光がうせた後、そこには大きな穴が開いているだけで、イレイザーたちの残骸すら残っていなかった。

 神楽坂 翡翠(かぐらざか・ひすい)レイス・アデレイド(れいす・あでれいど)は、イレイザーやスポーンと戦うイコンの支援を行なっていた。
「かなりの激戦ですねえ? 皆さん、無理していないと良いのですが」
翡翠の言葉にレイスは頷いた。
「だが、その甲斐あって、だいぶ数が減ってきたな。
 「次から次へと、うざいな、きりが無いなと思っていたが……」
傍で同じように支援に当たっていた透玻・クリステーゼ(とうは・くりすてーぜ)も、周囲を見回した。
「そうだな。明らかに数が減っている。ビショップの方に動きがないのも不気味であるが」
インテグラルビショップは最初の位置から動いていない。様子を見ているのか、明らかに数を減らしているイレイザーやスポーンの様子にも関心がないのか、まるで戦場にたたずむ彫像のようだ。透玻は振り返って璃央・スカイフェザー(りおう・すかいふぇざー)を見やった。

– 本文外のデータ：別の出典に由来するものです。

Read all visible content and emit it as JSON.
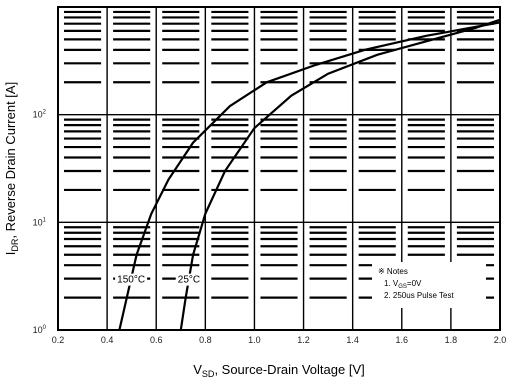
{
  "chart_data": {
    "type": "line",
    "xlabel": {
      "main": "V",
      "sub": "SD",
      "rest": ", Source-Drain Voltage [V]"
    },
    "ylabel": {
      "main": "I",
      "sub": "DR",
      "rest": ", Reverse Drain Current [A]"
    },
    "xlim": [
      0.2,
      2.0
    ],
    "ylim": [
      1,
      1000
    ],
    "y_scale": "log",
    "grid": true,
    "x_ticks": [
      "0.2",
      "0.4",
      "0.6",
      "0.8",
      "1.0",
      "1.2",
      "1.4",
      "1.6",
      "1.8",
      "2.0"
    ],
    "y_ticks": [
      {
        "value": 1,
        "base": "10",
        "exp": "0"
      },
      {
        "value": 10,
        "base": "10",
        "exp": "1"
      },
      {
        "value": 100,
        "base": "10",
        "exp": "2"
      }
    ],
    "series": [
      {
        "name": "150°C",
        "x": [
          0.45,
          0.48,
          0.52,
          0.58,
          0.65,
          0.75,
          0.9,
          1.05,
          1.25,
          1.45,
          1.7,
          2.0
        ],
        "y": [
          1,
          2,
          5,
          12,
          25,
          55,
          120,
          200,
          290,
          400,
          540,
          720
        ]
      },
      {
        "name": "25°C",
        "x": [
          0.7,
          0.72,
          0.75,
          0.8,
          0.88,
          1.0,
          1.15,
          1.3,
          1.5,
          1.7,
          1.9,
          2.0
        ],
        "y": [
          1,
          2,
          5,
          12,
          30,
          75,
          150,
          240,
          360,
          480,
          640,
          760
        ]
      }
    ],
    "curve_labels": [
      {
        "text": "150°C",
        "series": "150°C"
      },
      {
        "text": "25°C",
        "series": "25°C"
      }
    ],
    "notes": {
      "title": "※ Notes",
      "line1_prefix": "1. V",
      "line1_sub": "GS",
      "line1_rest": "=0V",
      "line2": "2. 250us Pulse Test"
    }
  }
}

「璃央……大丈夫か? すまんな……今回はかなり無茶をさせている」
「透玻様……ありがとうございます、私は大丈夫です」
璃央はそう言ったが、ビショップを見るたび、体中がざわめくのを感じていた。
「ここで、畳み掛けて一気に、ザコさんを殲滅しましょうかねえ」
言葉の内容とは裏腹に、おっとりと翡翠が言う。
「了解。寝かしつけてやるぜ。怪物ども」
レイスの背に漆黒の翼が広がる。
「そうじゃな。私たちも行こう。行くぞ璃央! あいつらを叩きのめす!」
「はい、透玻様! 力を目覚めさせて下さったリファニーさんの為にも、この力……使わせていただきます」
「私も力を貸すからな、遠慮などいらん。全力を出してやれ!」
「はいっ!」
璃央の背にはレイスと対照的な金色の光翼が広がった。熾天使の力を解き放つと、2体の巨大な熾天使が現れ、周囲のイレイザー、スポーンに光の矢を時間の許す限り広範囲に降り注がせる。小柄なスポーンは逃れたものもあったが、イレイザーはその巨大さが災いし、あるものは串刺しに、あるものは深手を負い、戦闘不能に陥るものが多数出た。その出現と同様に、大天使の姿は唐突に消えうせた。
 疲労困憊したレイスを翡翠が抱える。
「お疲れ様でした。少し休まないと……」
「ああ……ひでぇもんだぜ……まぁ少しは、役に立てたか……」
レイスが切れ切れに言う。その傍で透玻がぐったりした璃央を抱える。
「……透玻様……すみま……せん。動けなく……置いていって……ください」
「頑張った貴様を置いていくなんて無粋な事、するものか……!」
透玻がしっかりと璃央を抱きしめる。そこに生き残ったスポーンが2体、牙をむき、襲い掛かってきた。
「伏せてっ!」
元気のいい叫びとともに、御神楽 陽太(みかぐら・ようた)のパートナー、ノーン・クリスタリア(のーん・くりすたりあ)の大型飛空艇オクスペタルム号が超低空飛行で接近してきた。4人がその場に伏せると同時に、ガトリングガンがスポーンを捉え、あっという間もなく2体がはじけて霧散する。
「気をつけて! 無理しちゃダメだよ!」
翡翠が顔を上げると、ノーンが青空色の髪を風になびかせ、笑顔ですぐ傍に大型艇を着艦させたところだった。
「乗ってください。安全なところに行きましょう!」
「すまぬな」
「あ、ありがとうございます」
翡翠と透玻はおのおのの困憊したパートナーを抱えるようにして、艇に乗船した。すぐに艇は発進し、間に立ちふさがるスポーンを粉砕しつつ戦線の後方へと撤退を開始する。もとより人員輸送を目的としているため、本格的な戦闘仕様ではないものの、敵の攻撃を心配した陽太夫妻が散発的なスポーンの攻撃程度は何とかなる程度の武装を、あらかじめ手を回して搭載していたのである。
「すぐに休めるところへご案内しますですよ。
 暖かいものを飲んでください。食料もたくさん積んでいますから、軽いお食事もできますよ」
可愛らしい無邪気な少女といった見かけだが、細やかな気遣いとしっかりとした対応は、大人のそれだった。